呆れたように言われたけれど、だって仕方ないじゃない。見る限り人がいないとはいえ住宅街だし、小声で言われたって恥ずかしいものは恥ずかしい。

「今日必要でしょ」

当たり前のようにそう言う彼の言葉を、肯定も否定もせずに俯いて沈黙で返す。

「要らない?」
「……要ります」
「使わない?」
「……使いますってば」

ねえ、これ、わざとやっているでしょう。意地が悪い。睨み付けても彼はどこ吹く風で飄々としていた。

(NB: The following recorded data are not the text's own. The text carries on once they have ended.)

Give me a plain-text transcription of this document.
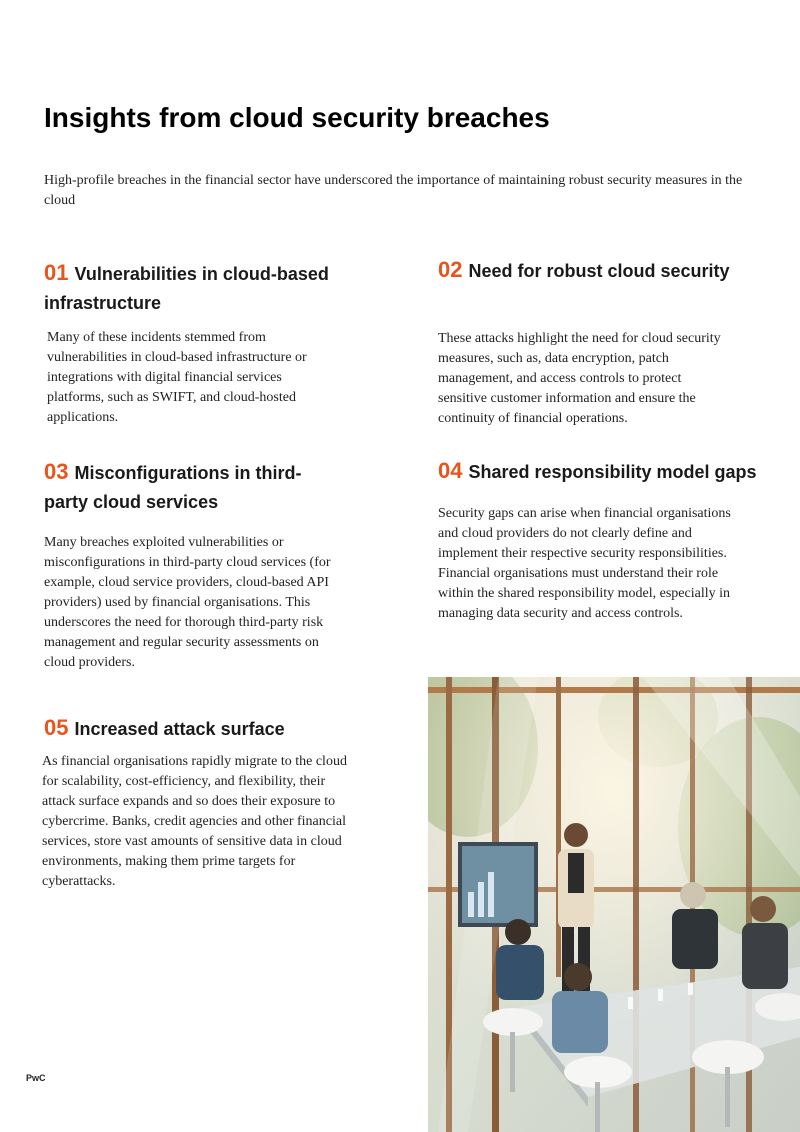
Insights from cloud security breaches

High-profile breaches in the financial sector have underscored the importance of maintaining robust security measures in the cloud

01 Vulnerabilities in cloud-based infrastructure

Many of these incidents stemmed from vulnerabilities in cloud-based infrastructure or integrations with digital financial services platforms, such as SWIFT, and cloud-hosted applications.

02 Need for robust cloud security

These attacks highlight the need for cloud security measures, such as, data encryption, patch management, and access controls to protect sensitive customer information and ensure the continuity of financial operations.

03 Misconfigurations in third-party cloud services

Many breaches exploited vulnerabilities or misconfigurations in third-party cloud services (for example, cloud service providers, cloud-based API providers) used by financial organisations. This underscores the need for thorough third-party risk management and regular security assessments on cloud providers.

04 Shared responsibility model gaps

Security gaps can arise when financial organisations and cloud providers do not clearly define and implement their respective security responsibilities. Financial organisations must understand their role within the shared responsibility model, especially in managing data security and access controls.

05 Increased attack surface

As financial organisations rapidly migrate to the cloud for scalability, cost-efficiency, and flexibility, their attack surface expands and so does their exposure to cybercrime. Banks, credit agencies and other financial services, store vast amounts of sensitive data in cloud environments, making them prime targets for cyberattacks.

PwC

「やっぱパーカーにすれば良かったかなー、脱がせやすいし」

無言で彼の足に蹴りを入れた。ふくらはぎに当たったそれに、彼が思わずよろける。

「いってえ!名前ちゃん最近、足癖悪くなってない!?どこで覚えてきたの!?」
「この間チョロ松さんに教えてもらいました」
「あいつかよ!」

仕返しにと髪の毛をぐしゃぐしゃと撫でられる。

幸せだと、そう思った。松野さんと二人でこうして並んで歩くことが、彼に贈り物を選んでもらうことが、後ろめたい思いをせずに彼の家族の話を笑ってすることが、全部嬉しくて幸せで、左手に繋がれた彼の手を強く握りしめた。幸福を噛みしめるように、強く、その手を握った。